Other methods of control include reducing standing water where mosquitoes could breed.

Most of the malaria medications used to treat the disease can also be used to prevent it. Anti-malaria medications can provide some protection, and travelers to countries with known malaria problems often take preventive courses of malaria drugs. but people on the medications can still become infected. Parasite resistance to commonly used anti-malaria drugs has spread quickly, complicating efforts to prevent and treat the disease.

Treatment

Early diagnosis and prompt treatment can shorten the duration of the malaria infection and prevent further complications and a majority of deaths.

The most used medications to fight malaria attack the parasites in the blood. They include chloroquine, sulfadoxine-pyrimethamine, mefloquine, atovaquone-proguanil (Malarone), quinine, doxycycline and artemisin derivatives.
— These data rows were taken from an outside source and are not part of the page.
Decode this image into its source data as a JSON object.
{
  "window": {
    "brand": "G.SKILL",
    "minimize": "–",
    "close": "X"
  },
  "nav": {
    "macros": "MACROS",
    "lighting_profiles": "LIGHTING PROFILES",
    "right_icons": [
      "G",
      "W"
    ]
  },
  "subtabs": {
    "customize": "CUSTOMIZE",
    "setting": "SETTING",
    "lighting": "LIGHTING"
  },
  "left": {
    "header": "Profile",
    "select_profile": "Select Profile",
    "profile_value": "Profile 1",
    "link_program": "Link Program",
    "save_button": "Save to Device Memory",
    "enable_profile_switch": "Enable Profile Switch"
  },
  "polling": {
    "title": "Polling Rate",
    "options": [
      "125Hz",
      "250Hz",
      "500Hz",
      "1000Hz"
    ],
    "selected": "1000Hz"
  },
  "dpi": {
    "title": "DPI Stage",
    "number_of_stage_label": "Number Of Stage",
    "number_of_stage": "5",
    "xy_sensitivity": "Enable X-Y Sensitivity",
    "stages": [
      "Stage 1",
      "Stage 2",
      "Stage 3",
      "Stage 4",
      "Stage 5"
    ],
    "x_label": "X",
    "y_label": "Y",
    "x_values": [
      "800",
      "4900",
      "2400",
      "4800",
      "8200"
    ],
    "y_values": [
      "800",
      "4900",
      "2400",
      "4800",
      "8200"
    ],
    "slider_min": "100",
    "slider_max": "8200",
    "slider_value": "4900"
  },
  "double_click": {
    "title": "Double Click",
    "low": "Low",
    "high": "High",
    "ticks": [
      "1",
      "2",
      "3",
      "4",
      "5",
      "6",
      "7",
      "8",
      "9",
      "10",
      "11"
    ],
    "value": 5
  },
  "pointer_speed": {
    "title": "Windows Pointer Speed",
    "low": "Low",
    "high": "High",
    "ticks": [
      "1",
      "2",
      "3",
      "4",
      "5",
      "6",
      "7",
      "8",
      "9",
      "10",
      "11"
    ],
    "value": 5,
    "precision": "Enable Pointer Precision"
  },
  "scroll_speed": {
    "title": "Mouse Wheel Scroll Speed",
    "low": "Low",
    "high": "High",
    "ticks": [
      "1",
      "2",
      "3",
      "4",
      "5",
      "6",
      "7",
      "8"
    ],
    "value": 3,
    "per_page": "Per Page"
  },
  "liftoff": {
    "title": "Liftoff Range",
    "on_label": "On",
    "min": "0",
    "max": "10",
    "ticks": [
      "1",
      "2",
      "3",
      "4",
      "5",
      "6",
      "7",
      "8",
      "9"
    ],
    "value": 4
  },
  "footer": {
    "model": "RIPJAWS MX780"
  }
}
The spread of parasitic resistance to some of the most conventional and affordable malaria drugs, such as chloroquine and sulfadoxine-pyrimethamine, has undermined efforts to control the disease.

The best available treatment for malaria, according to the World Health Organization, is a combination of drugs called artemisinin-based combination therapies, or ACTs. There is little documented resistance to artemisinins. When used in combination with other drugs, they can slow the development of resistance to those drugs as well.